I'm a 17 handicapper, I'm not the most consistent striker of a golf ball especially with the longer irons but this thing is so easy to hit, I quite literally couldn't believe it when I tried it at Golf Live with the Cobra UK reps (who were fantastic during my fitting, I highly recommend going to see them if you are interested in getting some Cobra sticks) and after hitting a dozen balls with it I knew I had to have one in my bag.

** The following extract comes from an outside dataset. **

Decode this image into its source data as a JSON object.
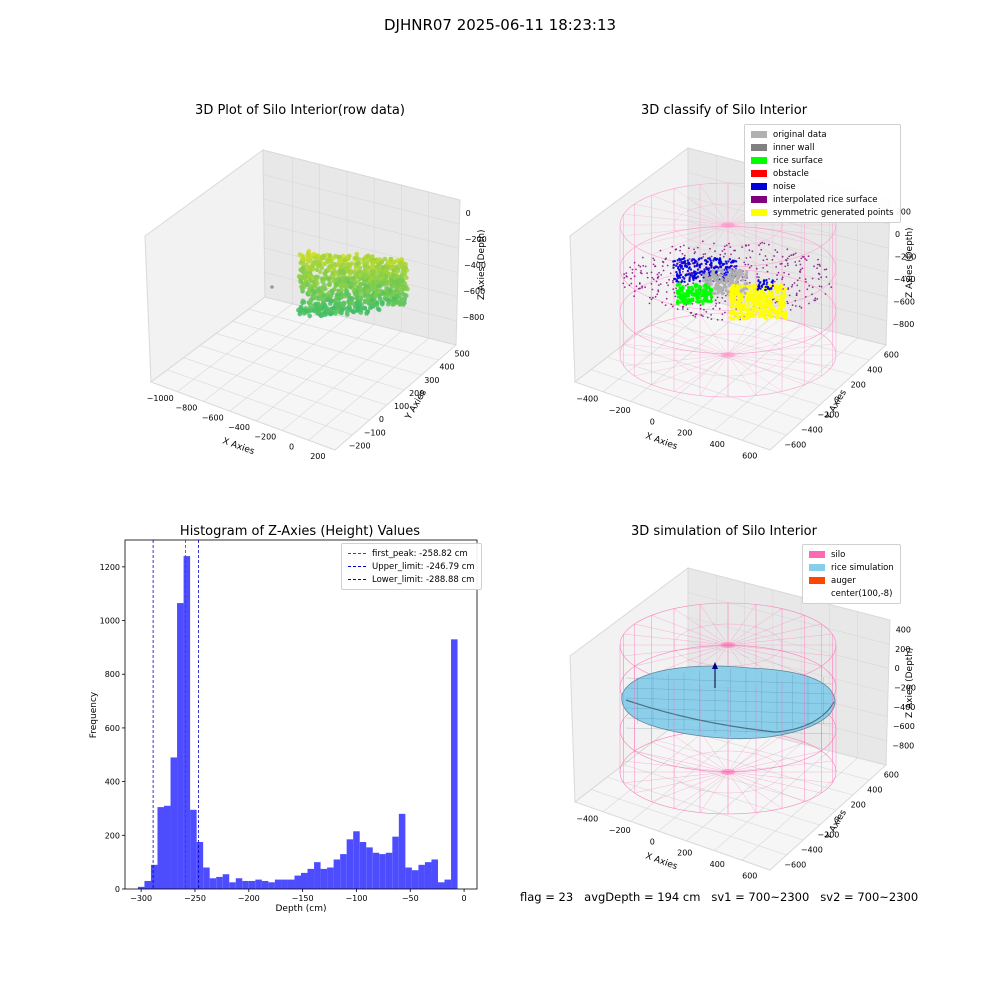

The grip seems a little fatter than what I'm used to with my Pings but actually I prefer it and feel much more in control of the club from start to finish. You don't need to put all your might into hitting the Hybrid and for the first time ever I know what people mean when they say "swing within yourself" or "let the club do the work" a simple and steady swing and this club fires the ball out with a lovely trajectory and lots of run. Should have bought one ages ago!

I'll stick some reviews up of the other bits I have got once I have used them enough to pass judgement.


----------



## G1BB0 (Jun 1, 2012)

3 trusty rusty wedges and you will have the full set 

if only they did putters aswell eh lol


----------



## Wolfman (Jun 1, 2012)

Recently tried the driver but wasnt that impressed


I still like my old TM Burner hybrid / rescue


----------



## palindromicbob (Jun 2, 2012)

G1BB0 said:



			3 trusty rusty wedges and you will have the full set 

if only they did putters aswell eh lol
		
Click to expand...

That's if you can live with odd numbers. 51*,55*,59*


----------



## Oddsocks (Jun 2, 2012)

For the amp 2h 17* in stiff, it's awesome!

I'd go as far to say that it's my favourite  club in the bag!


----------